For categorical features, One-Hot is used to categorize these qualitative features.

Label encoding

(Source: Dinesh Yadav, 2019)

This approach is very simple and it involves converting each value in a column to a number. Although the label encoding is straightforward, the numeric values can be misinterpreted by algorithms as having some sort of hierarchy or order.

One-Hot encoding

(Source: Dinesh Yadav, 2019)

This approach attempts to resolve the Label encoding issue, where each category value is converted into a new column and assigned a 1 or 0 to the column. However, this has a drawback, unlike the Label encoding where it can cause the number of columns to grow depending on the number of categories.

Feature sampling

Happens when a subset of the dataset is being analyzed compared to a whole as working with a complete dataset can be too expensive depending on memory and time constraints. Using a sampling algorithm helps us reduce the size of the dataset to use better and more expensive ML algorithms. The key principle is that sampling is done in a manner that the sample generated should have approximately the same properties as the original sized dataset, which makes the sample a good representative.

Steps involved in Sampling

Points to note in sampling:

  • Population is a collection of elements about which we wish to make an inference (e.g. students at AAA University, state population).
  • Element (or observation unit) is an object on which a measurement is taken (e.g. student, resident).
  • Unit are non-overlapping collections of elements from the population that cover the entire population (e.g. individual student or major which is a collection of elements, or household containing residents)
  • Frame are a list of sampling units (e.g. . non-overlapping collection of elements from the population that cover the entire population (e.g. if a student is the unit, registry/records is the frame, or if major is the unit, division of academic affairs serve as a frame, or a city serves as a frame).
  • Sample is a collection of sampling units selected from a single frame or from multiple frames.
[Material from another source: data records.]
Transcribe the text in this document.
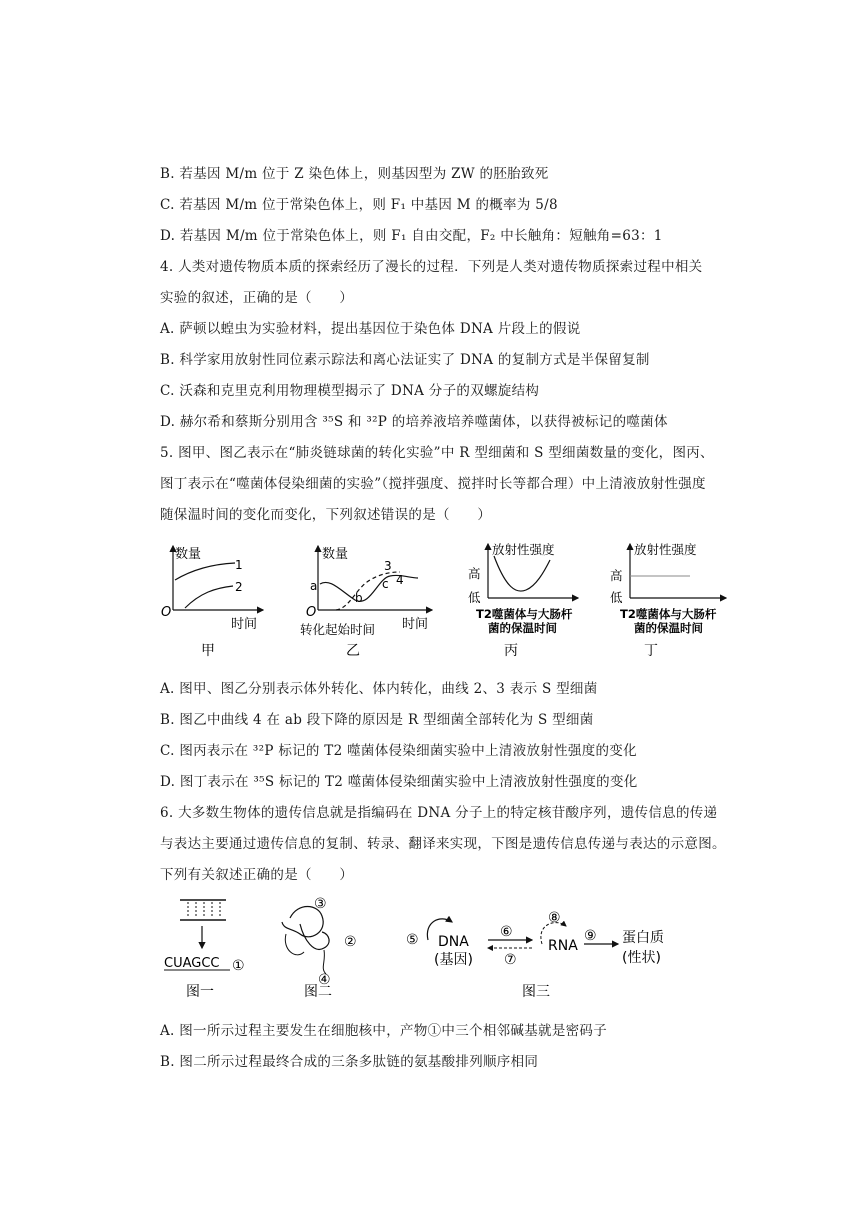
B. 若基因 M/m 位于 Z 染色体上，则基因型为 ZW 的胚胎致死
C. 若基因 M/m 位于常染色体上，则 F₁ 中基因 M 的概率为 5/8
D. 若基因 M/m 位于常染色体上，则 F₁ 自由交配，F₂ 中长触角：短触角=63：1
4. 人类对遗传物质本质的探索经历了漫长的过程．下列是人类对遗传物质探索过程中相关
实验的叙述，正确的是（　　）
A. 萨顿以蝗虫为实验材料，提出基因位于染色体 DNA 片段上的假说
B. 科学家用放射性同位素示踪法和离心法证实了 DNA 的复制方式是半保留复制
C. 沃森和克里克利用物理模型揭示了 DNA 分子的双螺旋结构
D. 赫尔希和蔡斯分别用含 ³⁵S 和 ³²P 的培养液培养噬菌体，以获得被标记的噬菌体
5. 图甲、图乙表示在“肺炎链球菌的转化实验”中 R 型细菌和 S 型细菌数量的变化，图丙、
图丁表示在“噬菌体侵染细菌的实验”（搅拌强度、搅拌时长等都合理）中上清液放射性强度
随保温时间的变化而变化，下列叙述错误的是（　　）
数量
1
2
O
时间
甲
数量
a
b
c
3
4
O
转化起始时间 时间
乙
放射性强度
高
低
T2噬菌体与大肠杆
菌的保温时间
丙
放射性强度
高
低
T2噬菌体与大肠杆
菌的保温时间
丁
A. 图甲、图乙分别表示体外转化、体内转化，曲线 2、3 表示 S 型细菌
B. 图乙中曲线 4 在 ab 段下降的原因是 R 型细菌全部转化为 S 型细菌
C. 图丙表示在 ³²P 标记的 T2 噬菌体侵染细菌实验中上清液放射性强度的变化
D. 图丁表示在 ³⁵S 标记的 T2 噬菌体侵染细菌实验中上清液放射性强度的变化
6. 大多数生物体的遗传信息就是指编码在 DNA 分子上的特定核苷酸序列，遗传信息的传递
与表达主要通过遗传信息的复制、转录、翻译来实现，下图是遗传信息传递与表达的示意图。
下列有关叙述正确的是（　　）
CUAGCC ①
图一
③
②
④
图二
⑤ DNA
(基因)
⑥
⑦
⑧
RNA
⑨ 蛋白质
(性状)
图三
A. 图一所示过程主要发生在细胞核中，产物①中三个相邻碱基就是密码子
B. 图二所示过程最终合成的三条多肽链的氨基酸排列顺序相同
Read more here and here (ppt).

(Source: Ronak Gangwal, 2019)

  1. Step 1: Clearly define the target population (e.g. ages 18 and above are only able to vote, people with a terminal illness).
  2. Step 2: Specifying the sample frame and units (e.g. list of people whose names appear on the voter list of the constituency, list of diseases to only consider). It is a list of items of consideration to form the population from which the sample is taken (e.g. in the case where individuals or a household should represent the unit). Prevent errors such as over-representation (e.g. sampling of residents in a state may over-represent if some residents move states - units should only appear in a frame once).
  3. Step 3: Selection of sampling techniques.
  4. Step 4: Determination of sample size. It is the number of units in a sample enough to make inferences about the population with the desired level of accuracy and precision.
  5. Step 5: Start selecting the sample.

You may read a more detailed guide here.

Sampling techniques

(Source: Ronak Gangwal, 2019)

(Source: Ronak Gangwal, 2019 - Simple Random Sampling)
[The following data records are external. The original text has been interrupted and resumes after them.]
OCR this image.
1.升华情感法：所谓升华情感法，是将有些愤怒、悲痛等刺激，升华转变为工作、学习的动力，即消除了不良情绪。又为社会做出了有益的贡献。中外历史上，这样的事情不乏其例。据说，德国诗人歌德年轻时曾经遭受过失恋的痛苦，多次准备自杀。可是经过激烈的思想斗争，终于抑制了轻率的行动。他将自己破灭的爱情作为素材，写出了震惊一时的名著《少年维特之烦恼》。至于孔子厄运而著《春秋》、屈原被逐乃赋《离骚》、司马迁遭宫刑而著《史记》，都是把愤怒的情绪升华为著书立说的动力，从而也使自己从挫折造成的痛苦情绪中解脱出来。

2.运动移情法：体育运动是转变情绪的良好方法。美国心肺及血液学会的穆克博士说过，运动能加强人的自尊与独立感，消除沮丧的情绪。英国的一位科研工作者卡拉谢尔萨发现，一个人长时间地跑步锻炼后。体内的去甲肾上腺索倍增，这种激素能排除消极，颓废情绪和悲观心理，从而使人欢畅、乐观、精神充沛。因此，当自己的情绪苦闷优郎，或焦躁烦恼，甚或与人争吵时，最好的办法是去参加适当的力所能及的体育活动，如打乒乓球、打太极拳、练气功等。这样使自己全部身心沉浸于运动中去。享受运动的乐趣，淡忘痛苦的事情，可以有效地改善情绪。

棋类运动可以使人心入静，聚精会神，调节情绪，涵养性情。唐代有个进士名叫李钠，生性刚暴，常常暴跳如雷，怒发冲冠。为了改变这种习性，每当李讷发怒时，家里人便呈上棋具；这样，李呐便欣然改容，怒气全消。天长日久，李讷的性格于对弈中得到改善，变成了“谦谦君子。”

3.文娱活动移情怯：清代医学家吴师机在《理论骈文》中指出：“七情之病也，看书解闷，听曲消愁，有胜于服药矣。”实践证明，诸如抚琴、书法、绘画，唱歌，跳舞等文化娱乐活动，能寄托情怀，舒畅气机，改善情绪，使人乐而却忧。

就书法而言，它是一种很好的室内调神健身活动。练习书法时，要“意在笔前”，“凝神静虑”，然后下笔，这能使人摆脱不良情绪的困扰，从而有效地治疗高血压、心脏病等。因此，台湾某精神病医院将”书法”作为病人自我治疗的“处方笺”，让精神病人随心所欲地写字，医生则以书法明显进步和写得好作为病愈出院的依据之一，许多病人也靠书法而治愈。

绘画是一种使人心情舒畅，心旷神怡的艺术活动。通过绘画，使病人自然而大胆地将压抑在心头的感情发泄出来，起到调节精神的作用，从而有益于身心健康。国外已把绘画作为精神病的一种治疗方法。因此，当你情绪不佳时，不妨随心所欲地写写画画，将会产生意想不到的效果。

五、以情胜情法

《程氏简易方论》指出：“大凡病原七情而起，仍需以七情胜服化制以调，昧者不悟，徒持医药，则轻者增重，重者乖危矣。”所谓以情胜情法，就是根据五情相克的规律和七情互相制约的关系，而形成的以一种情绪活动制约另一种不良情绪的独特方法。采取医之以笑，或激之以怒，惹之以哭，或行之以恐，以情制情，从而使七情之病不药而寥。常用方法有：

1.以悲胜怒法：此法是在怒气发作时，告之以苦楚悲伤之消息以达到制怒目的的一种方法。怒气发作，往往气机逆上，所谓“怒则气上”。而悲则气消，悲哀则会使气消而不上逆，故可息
(Source: Ronak Gangwal, 2019 - Stratified Sampling)

  • Probability Sampling: Sampling in which every member of the population has a calculable and non-zero probability of being included in the sample is known as probability sampling. Probability sampling methods are generally used because every unit of the population has an equal chance of being selected (e.g. every vote has equal value and can be included irrespective of socio-economical status, religion or race)

    • Simple Random Sampling: Every unit is chosen entirely by chance has an equal chance of being selected.
    • Systematic Sampling: The first unit is selected randomly and others are selected using a fixed "sampling interval" (e.g. <population size>/<sample size> intervals depending on what is set).
    • Stratified Sampling: Divide the population into subgroups (aka. strata) based on traits (e.g. gender) and select the units from these subgroups.
    • Cluster Sampling: Randomly select a cluster that which the population is divided into clusters.
  • Non-Probability Sampling: Sampling in which the selection of units is based on factors other than random chance (aka. deliberate and purposive sampling)

    • Convenience Sampling: Units are selected based on their availability (e.g. if an individual is willing to take part).
    • Quota Sampling: Select Units based on predetermined characteristics of the population (e.g. quota for each race).
    • Judgment Sampling: Selection of units based on the judgment of the experts.
    • Snowball Sampling: Selection of units based on individual selection passed on like a baton to the next (e.g. individual A is selected and then A nominates B to be selected and so forth).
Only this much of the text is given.